Evidence against Steven Powell was collected legally, prosecutors argue
Investigators feared Susan Powell's journals would be altered
TACOMA, Wash. — Evidence collected against Steven Powell in his voyeurism case was done so legally because police at the time were investigating the possible murder of Susan Cox Powell, attorneys argue in new court documents filed Thursday.
The 61-year-old father of Josh Powell has been in jail since September when he was charged in Pierce County Superior Court with 14 counts of voyeurism and one count of possession of materials of minors engaged in explicit conduct.
West Valley police traveled to the Puyallup, Wash., home of Steven and Josh Powell in August to serve a search warrant. The warrant was in relation to the disappearance and presumed murder of Susan Powell and sought diaries that Steve and Josh Powell were keeping in their home.
In March, attorneys for Steven Powell filed a motion seeking to have the evidence collected against him during that search thrown out, claiming the search violated his Fourth Amendment rights because it went "overboard" and was nothing more than an "exploratory, random, fishing expedition."
Thursday, prosecutors filed their response. In it, they noted that one of Susan Powell's diaries was found at her work after she disappeared. The diary started on Jan. 3, 2002, and ended on Oct. 26, 2009. She was last seen on Dec. 6. Powell noted in her diaries that she had been keeping journals since she was 8 years old and the other volumes were packed away.
Defense attorneys argued that the nexus connecting the journals with possible criminal activity didn't exist. Therefore, the search and seizure was unwarranted.
But in their response, prosecutors argue that the missing woman's diaries "have evidentiary value and are a necessary part of the investigation" into the crimes of kidnapping and homicide.
"Her own words are useful to the investigators to possibly provide further leads and areas of investigation," prosecutors wrote. "The journals are the words of a missing mother who is the victim in a homicide investigation. She cannot speak for herself. Her journals are necessary to help police get a better understanding of her life and find out information that would help them develop further leads."

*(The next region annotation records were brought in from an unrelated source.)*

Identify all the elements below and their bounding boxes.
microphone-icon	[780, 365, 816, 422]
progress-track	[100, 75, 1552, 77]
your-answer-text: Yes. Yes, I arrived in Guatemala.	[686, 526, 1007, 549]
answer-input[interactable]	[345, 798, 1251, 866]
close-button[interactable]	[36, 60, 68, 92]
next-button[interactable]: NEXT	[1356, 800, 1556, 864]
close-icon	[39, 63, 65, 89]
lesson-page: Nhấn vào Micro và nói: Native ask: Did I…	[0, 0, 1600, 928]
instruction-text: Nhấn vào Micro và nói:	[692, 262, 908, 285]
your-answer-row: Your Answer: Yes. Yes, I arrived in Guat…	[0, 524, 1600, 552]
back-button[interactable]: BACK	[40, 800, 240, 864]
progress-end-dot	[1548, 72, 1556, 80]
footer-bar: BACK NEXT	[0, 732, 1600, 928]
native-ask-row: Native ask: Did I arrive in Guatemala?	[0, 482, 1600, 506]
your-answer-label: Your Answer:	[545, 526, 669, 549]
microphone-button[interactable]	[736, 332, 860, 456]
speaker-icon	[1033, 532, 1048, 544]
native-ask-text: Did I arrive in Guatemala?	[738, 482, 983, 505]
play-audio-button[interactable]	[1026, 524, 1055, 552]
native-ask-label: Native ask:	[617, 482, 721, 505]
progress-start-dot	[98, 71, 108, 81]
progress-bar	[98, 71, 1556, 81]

By examining the journals, police may be able to develop new leads and people to interview. "They may also lead to further suspects or clear current suspects," the response states.
Prosecutors noted in the court filing that Josh Powell was considered the "prime suspect" in his wife's disappearance.
The defense also argued that Steven Powell had been cooperative with police and even offered them a copy of the journals.
But prosecutors said Josh Powell and his father at first had tried to bargain with investigators. The Powells said they would only give up Susan's childhood journals in exchange for the most recent journal that West Valley police had found at her work, according to the court documents.
"Essentially, defendant and his son were holding the journals hostage until their demands were met," prosecutors said.
Later, the Powells told police the journals weren't available at all. Instead, they went on a media campaign, appearing on national TV news programs as well as posting scanned pages of the journals on a website.
Because of that, Steven Powell "himself made the digital media relevant" and provided a nexus between the the digital media and the crimes, prosecutors argue.
"It is a reasonable inference that the journals have been tampered with or are no longer complete. There is no guarantee that the pages digitally scanned in are still in the journal. It is a reasonable inference that the journals may have been altered," according to prosecutors.